Hello!
I’m working on molecular dinamics project, and want to speed up the calculations of acceleration.
When i run kernel with 1177 blocks and 16 threads per block I faced an exception below.
If i reduce blocks/thread_per_block number then program runs correctly.

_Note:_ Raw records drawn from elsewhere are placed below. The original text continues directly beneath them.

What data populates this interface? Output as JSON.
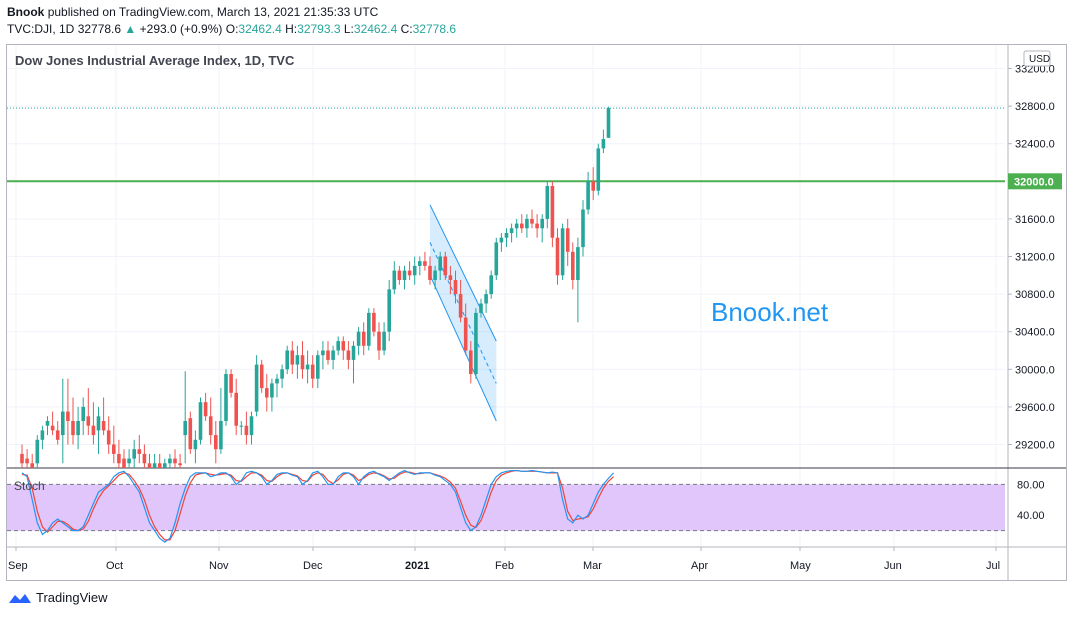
{
  "header": {
    "author": "Bnook",
    "published_text": "published on TradingView.com, March 13, 2021 21:35:33 UTC",
    "symbol": "TVC:DJI, 1D",
    "last": "32778.6",
    "change": "+293.0 (+0.9%)",
    "open_label": "O:",
    "open": "32462.4",
    "high_label": "H:",
    "high": "32793.3",
    "low_label": "L:",
    "low": "32462.4",
    "close_label": "C:",
    "close": "32778.6"
  },
  "footer": {
    "brand": "TradingView"
  },
  "colors": {
    "up": "#26a69a",
    "down": "#ef5350",
    "level": "#4caf50",
    "watermark": "#2196f3",
    "stoch_k": "#2196f3",
    "stoch_d": "#f44336",
    "stoch_band": "#e1c6fb"
  },
  "chart_data": {
    "type": "candlestick",
    "title": "Dow Jones Industrial Average Index, 1D, TVC",
    "currency": "USD",
    "watermark": "Bnook.net",
    "yticks": [
      29200,
      29600,
      30000,
      30400,
      30800,
      31200,
      31600,
      32400,
      32800,
      33200
    ],
    "ylim": [
      28950,
      33450
    ],
    "xticks": [
      "Sep",
      "Oct",
      "Nov",
      "Dec",
      "2021",
      "Feb",
      "Mar",
      "Apr",
      "May",
      "Jun",
      "Jul"
    ],
    "horizontal_level": {
      "value": 32000,
      "label": "32000.0"
    },
    "last_price": 32778.6,
    "candles": [
      {
        "o": 29100,
        "h": 29200,
        "l": 28950,
        "c": 29000
      },
      {
        "o": 29050,
        "h": 29150,
        "l": 28950,
        "c": 29000
      },
      {
        "o": 29000,
        "h": 29100,
        "l": 28900,
        "c": 28950
      },
      {
        "o": 29000,
        "h": 29300,
        "l": 28950,
        "c": 29250
      },
      {
        "o": 29250,
        "h": 29400,
        "l": 29150,
        "c": 29350
      },
      {
        "o": 29400,
        "h": 29500,
        "l": 29300,
        "c": 29450
      },
      {
        "o": 29400,
        "h": 29550,
        "l": 29300,
        "c": 29350
      },
      {
        "o": 29350,
        "h": 29450,
        "l": 29200,
        "c": 29250
      },
      {
        "o": 29300,
        "h": 29900,
        "l": 29000,
        "c": 29550
      },
      {
        "o": 29550,
        "h": 29900,
        "l": 29200,
        "c": 29450
      },
      {
        "o": 29450,
        "h": 29700,
        "l": 29200,
        "c": 29300
      },
      {
        "o": 29300,
        "h": 29600,
        "l": 29150,
        "c": 29450
      },
      {
        "o": 29450,
        "h": 29700,
        "l": 29300,
        "c": 29600
      },
      {
        "o": 29500,
        "h": 29800,
        "l": 29300,
        "c": 29400
      },
      {
        "o": 29400,
        "h": 29650,
        "l": 29200,
        "c": 29300
      },
      {
        "o": 29350,
        "h": 29600,
        "l": 29100,
        "c": 29500
      },
      {
        "o": 29450,
        "h": 29700,
        "l": 29300,
        "c": 29350
      },
      {
        "o": 29350,
        "h": 29500,
        "l": 29100,
        "c": 29200
      },
      {
        "o": 29200,
        "h": 29400,
        "l": 29000,
        "c": 29100
      },
      {
        "o": 29100,
        "h": 29250,
        "l": 28950,
        "c": 29000
      },
      {
        "o": 29050,
        "h": 29150,
        "l": 28900,
        "c": 28950
      },
      {
        "o": 29000,
        "h": 29150,
        "l": 28900,
        "c": 29050
      },
      {
        "o": 29050,
        "h": 29250,
        "l": 28950,
        "c": 29150
      },
      {
        "o": 29150,
        "h": 29300,
        "l": 29000,
        "c": 29100
      },
      {
        "o": 29100,
        "h": 29200,
        "l": 28950,
        "c": 29000
      },
      {
        "o": 29000,
        "h": 29100,
        "l": 28900,
        "c": 28950
      },
      {
        "o": 28950,
        "h": 29100,
        "l": 28900,
        "c": 29000
      },
      {
        "o": 29000,
        "h": 29100,
        "l": 28900,
        "c": 28950
      },
      {
        "o": 28950,
        "h": 29050,
        "l": 28900,
        "c": 29000
      },
      {
        "o": 29000,
        "h": 29100,
        "l": 28950,
        "c": 29050
      },
      {
        "o": 29050,
        "h": 29150,
        "l": 28950,
        "c": 29000
      },
      {
        "o": 29000,
        "h": 29100,
        "l": 28950,
        "c": 28980
      },
      {
        "o": 29300,
        "h": 29980,
        "l": 29000,
        "c": 29450
      },
      {
        "o": 29480,
        "h": 29550,
        "l": 29100,
        "c": 29150
      },
      {
        "o": 29150,
        "h": 29350,
        "l": 29000,
        "c": 29250
      },
      {
        "o": 29250,
        "h": 29700,
        "l": 29200,
        "c": 29650
      },
      {
        "o": 29650,
        "h": 29750,
        "l": 29450,
        "c": 29500
      },
      {
        "o": 29500,
        "h": 29700,
        "l": 29200,
        "c": 29300
      },
      {
        "o": 29300,
        "h": 29450,
        "l": 29000,
        "c": 29150
      },
      {
        "o": 29150,
        "h": 29800,
        "l": 29100,
        "c": 29450
      },
      {
        "o": 29450,
        "h": 30000,
        "l": 29400,
        "c": 29950
      },
      {
        "o": 29950,
        "h": 30000,
        "l": 29700,
        "c": 29750
      },
      {
        "o": 29750,
        "h": 29900,
        "l": 29300,
        "c": 29400
      },
      {
        "o": 29400,
        "h": 29450,
        "l": 29300,
        "c": 29400
      },
      {
        "o": 29400,
        "h": 29550,
        "l": 29200,
        "c": 29300
      },
      {
        "o": 29300,
        "h": 29550,
        "l": 29200,
        "c": 29500
      },
      {
        "o": 29550,
        "h": 30150,
        "l": 29500,
        "c": 30050
      },
      {
        "o": 30050,
        "h": 30100,
        "l": 29750,
        "c": 29800
      },
      {
        "o": 29800,
        "h": 29950,
        "l": 29550,
        "c": 29700
      },
      {
        "o": 29700,
        "h": 29900,
        "l": 29550,
        "c": 29850
      },
      {
        "o": 29850,
        "h": 29950,
        "l": 29700,
        "c": 29900
      },
      {
        "o": 29900,
        "h": 30050,
        "l": 29800,
        "c": 30000
      },
      {
        "o": 30000,
        "h": 30250,
        "l": 29950,
        "c": 30200
      },
      {
        "o": 30200,
        "h": 30300,
        "l": 29950,
        "c": 30050
      },
      {
        "o": 30050,
        "h": 30250,
        "l": 29900,
        "c": 30150
      },
      {
        "o": 30150,
        "h": 30300,
        "l": 29900,
        "c": 30000
      },
      {
        "o": 30000,
        "h": 30200,
        "l": 29850,
        "c": 30050
      },
      {
        "o": 30050,
        "h": 30150,
        "l": 29800,
        "c": 29900
      },
      {
        "o": 29900,
        "h": 30200,
        "l": 29800,
        "c": 30150
      },
      {
        "o": 30150,
        "h": 30300,
        "l": 30000,
        "c": 30200
      },
      {
        "o": 30200,
        "h": 30300,
        "l": 30050,
        "c": 30100
      },
      {
        "o": 30100,
        "h": 30250,
        "l": 30000,
        "c": 30200
      },
      {
        "o": 30200,
        "h": 30350,
        "l": 30150,
        "c": 30300
      },
      {
        "o": 30300,
        "h": 30350,
        "l": 30100,
        "c": 30200
      },
      {
        "o": 30200,
        "h": 30300,
        "l": 30000,
        "c": 30100
      },
      {
        "o": 30100,
        "h": 30300,
        "l": 29850,
        "c": 30250
      },
      {
        "o": 30250,
        "h": 30450,
        "l": 30150,
        "c": 30400
      },
      {
        "o": 30400,
        "h": 30500,
        "l": 30150,
        "c": 30250
      },
      {
        "o": 30250,
        "h": 30650,
        "l": 30200,
        "c": 30600
      },
      {
        "o": 30600,
        "h": 30650,
        "l": 30350,
        "c": 30400
      },
      {
        "o": 30400,
        "h": 30500,
        "l": 30100,
        "c": 30200
      },
      {
        "o": 30200,
        "h": 30500,
        "l": 30150,
        "c": 30400
      },
      {
        "o": 30400,
        "h": 30950,
        "l": 30300,
        "c": 30850
      },
      {
        "o": 30850,
        "h": 31150,
        "l": 30800,
        "c": 31050
      },
      {
        "o": 31050,
        "h": 31100,
        "l": 30900,
        "c": 30950
      },
      {
        "o": 30950,
        "h": 31100,
        "l": 30850,
        "c": 31050
      },
      {
        "o": 31050,
        "h": 31150,
        "l": 30950,
        "c": 31000
      },
      {
        "o": 31000,
        "h": 31200,
        "l": 30900,
        "c": 31100
      },
      {
        "o": 31100,
        "h": 31200,
        "l": 31000,
        "c": 31150
      },
      {
        "o": 31150,
        "h": 31250,
        "l": 31050,
        "c": 31100
      },
      {
        "o": 31100,
        "h": 31200,
        "l": 30900,
        "c": 30950
      },
      {
        "o": 30950,
        "h": 31100,
        "l": 30850,
        "c": 31050
      },
      {
        "o": 31050,
        "h": 31250,
        "l": 30950,
        "c": 31200
      },
      {
        "o": 31200,
        "h": 31250,
        "l": 30950,
        "c": 31000
      },
      {
        "o": 31000,
        "h": 31100,
        "l": 30800,
        "c": 30950
      },
      {
        "o": 30950,
        "h": 31050,
        "l": 30700,
        "c": 30800
      },
      {
        "o": 30800,
        "h": 30950,
        "l": 30500,
        "c": 30550
      },
      {
        "o": 30550,
        "h": 30700,
        "l": 30150,
        "c": 30200
      },
      {
        "o": 30200,
        "h": 30300,
        "l": 29850,
        "c": 29950
      },
      {
        "o": 29950,
        "h": 30650,
        "l": 29900,
        "c": 30600
      },
      {
        "o": 30600,
        "h": 30750,
        "l": 30550,
        "c": 30700
      },
      {
        "o": 30700,
        "h": 30850,
        "l": 30600,
        "c": 30800
      },
      {
        "o": 30800,
        "h": 31050,
        "l": 30750,
        "c": 31000
      },
      {
        "o": 31000,
        "h": 31400,
        "l": 30950,
        "c": 31350
      },
      {
        "o": 31350,
        "h": 31450,
        "l": 31250,
        "c": 31400
      },
      {
        "o": 31400,
        "h": 31500,
        "l": 31300,
        "c": 31450
      },
      {
        "o": 31450,
        "h": 31550,
        "l": 31350,
        "c": 31500
      },
      {
        "o": 31500,
        "h": 31600,
        "l": 31400,
        "c": 31550
      },
      {
        "o": 31550,
        "h": 31650,
        "l": 31450,
        "c": 31500
      },
      {
        "o": 31500,
        "h": 31650,
        "l": 31400,
        "c": 31600
      },
      {
        "o": 31600,
        "h": 31700,
        "l": 31500,
        "c": 31550
      },
      {
        "o": 31550,
        "h": 31650,
        "l": 31400,
        "c": 31500
      },
      {
        "o": 31500,
        "h": 31650,
        "l": 31350,
        "c": 31600
      },
      {
        "o": 31600,
        "h": 32000,
        "l": 31500,
        "c": 31950
      },
      {
        "o": 31950,
        "h": 32000,
        "l": 31300,
        "c": 31400
      },
      {
        "o": 31400,
        "h": 31500,
        "l": 30900,
        "c": 31000
      },
      {
        "o": 31000,
        "h": 31550,
        "l": 30950,
        "c": 31500
      },
      {
        "o": 31500,
        "h": 31600,
        "l": 31100,
        "c": 31250
      },
      {
        "o": 31250,
        "h": 31350,
        "l": 30850,
        "c": 30950
      },
      {
        "o": 30950,
        "h": 31400,
        "l": 30500,
        "c": 31300
      },
      {
        "o": 31300,
        "h": 31800,
        "l": 31200,
        "c": 31700
      },
      {
        "o": 31700,
        "h": 32100,
        "l": 31650,
        "c": 32000
      },
      {
        "o": 32000,
        "h": 32150,
        "l": 31800,
        "c": 31900
      },
      {
        "o": 31900,
        "h": 32400,
        "l": 31850,
        "c": 32350
      },
      {
        "o": 32350,
        "h": 32550,
        "l": 32300,
        "c": 32450
      },
      {
        "o": 32462.4,
        "h": 32793.3,
        "l": 32462.4,
        "c": 32778.6
      }
    ],
    "channel": {
      "upper": [
        [
          80,
          31750
        ],
        [
          93,
          30300
        ]
      ],
      "lower": [
        [
          80,
          31000
        ],
        [
          93,
          29450
        ]
      ],
      "mid": [
        [
          80,
          31350
        ],
        [
          93,
          29850
        ]
      ]
    },
    "indicator": {
      "name": "Stoch",
      "yticks": [
        40.0,
        80.0
      ],
      "ylim": [
        0,
        100
      ],
      "band": [
        20,
        80
      ],
      "k": [
        95,
        90,
        60,
        30,
        15,
        20,
        30,
        35,
        30,
        25,
        20,
        20,
        25,
        40,
        55,
        70,
        75,
        80,
        90,
        95,
        97,
        90,
        80,
        70,
        50,
        30,
        20,
        10,
        5,
        10,
        30,
        55,
        75,
        90,
        95,
        95,
        95,
        90,
        92,
        95,
        95,
        90,
        80,
        85,
        95,
        97,
        95,
        90,
        80,
        85,
        93,
        95,
        95,
        92,
        90,
        80,
        85,
        95,
        97,
        90,
        80,
        80,
        90,
        95,
        95,
        90,
        80,
        90,
        95,
        97,
        93,
        90,
        85,
        90,
        95,
        98,
        95,
        93,
        95,
        95,
        95,
        92,
        90,
        85,
        80,
        70,
        50,
        30,
        20,
        25,
        40,
        60,
        80,
        90,
        95,
        97,
        98,
        98,
        97,
        97,
        98,
        97,
        96,
        95,
        96,
        95,
        60,
        35,
        30,
        40,
        35,
        40,
        55,
        70,
        80,
        88,
        95
      ],
      "d": [
        93,
        92,
        75,
        45,
        25,
        18,
        25,
        32,
        32,
        28,
        22,
        20,
        22,
        32,
        48,
        62,
        72,
        78,
        85,
        92,
        95,
        93,
        85,
        75,
        60,
        40,
        25,
        15,
        8,
        8,
        20,
        42,
        65,
        82,
        92,
        94,
        95,
        93,
        92,
        93,
        94,
        92,
        85,
        84,
        90,
        95,
        95,
        92,
        85,
        84,
        90,
        94,
        95,
        93,
        91,
        85,
        84,
        92,
        95,
        93,
        85,
        81,
        86,
        93,
        95,
        92,
        85,
        88,
        93,
        95,
        94,
        91,
        87,
        88,
        93,
        96,
        96,
        94,
        94,
        95,
        95,
        93,
        91,
        88,
        83,
        75,
        58,
        40,
        27,
        24,
        33,
        50,
        70,
        85,
        92,
        95,
        97,
        98,
        97,
        97,
        97,
        97,
        96,
        95,
        95,
        95,
        75,
        45,
        33,
        35,
        36,
        38,
        48,
        62,
        75,
        84,
        90
      ]
    }
  }
}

Exception thrown at 0x00D79C23 (nvcuda.dll) in Proj_gpu_Accel.exe: 0xC0000005: Access violation reading location 0x00A21000.
Device:
Quadro 3000M
Heres th piece of code:
Kernel:
__global__ void Accel_gpu(double *d_x, double *d_y, double *d_ax, double *d_ay,
int N, double Lx, double Ly) {
//int idx = threadIdx.x;
int idx = threadIdx.x + blockIdx.x * blockDim.x;
double dx, dy, temp;
int sgn_dx, sgn_dy;
double *r = new double[N];
double *g = new double[N];
//----------------------------
//some calculations
Function that I used to call kernel:
void Accel_use_gpu(double *x, double *y, double *ax, double *ay, int N, double Lx, double Ly) {
const int Bytes_for_Threads = 6 * (N) * sizeof(double);
double *d_x, *d_y, *d_ax, *d_ay;
cudaMalloc((void**)&d_x, Bytes_for_Threads);
cudaMalloc((void**)&d_y, Bytes_for_Threads);
cudaMalloc((void**)&d_ax, Bytes_for_Threads);
cudaMalloc((void**)&d_ay, Bytes_for_Threads);
cudaMemcpy(d_x, x, Bytes_for_Threads, cudaMemcpyHostToDevice);
cudaMemcpy(d_y, y, Bytes_for_Threads, cudaMemcpyHostToDevice);
cudaMemcpy(d_ax, ax, Bytes_for_Threads, cudaMemcpyHostToDevice);
cudaMemcpy(d_ay, ay, Bytes_for_Threads, cudaMemcpyHostToDevice);
Accel_gpu << < 1177, 16 >> > (d_x, d_y, d_ax, d_ay, N, Lx, Ly);
cudaMemcpy(ax, d_ax, Bytes_for_Threads, cudaMemcpyDeviceToHost);
cudaMemcpy(ay, d_ay, Bytes_for_Threads, cudaMemcpyDeviceToHost);
cudaFree(d_x); cudaFree(d_y); cudaFree(d_ax); cudaFree(d_ay);
}
Please, help me, how can i increase the amount of machining memory, my Quadro3000M have
Max threads per block = 1024 and Max grid size = 65535.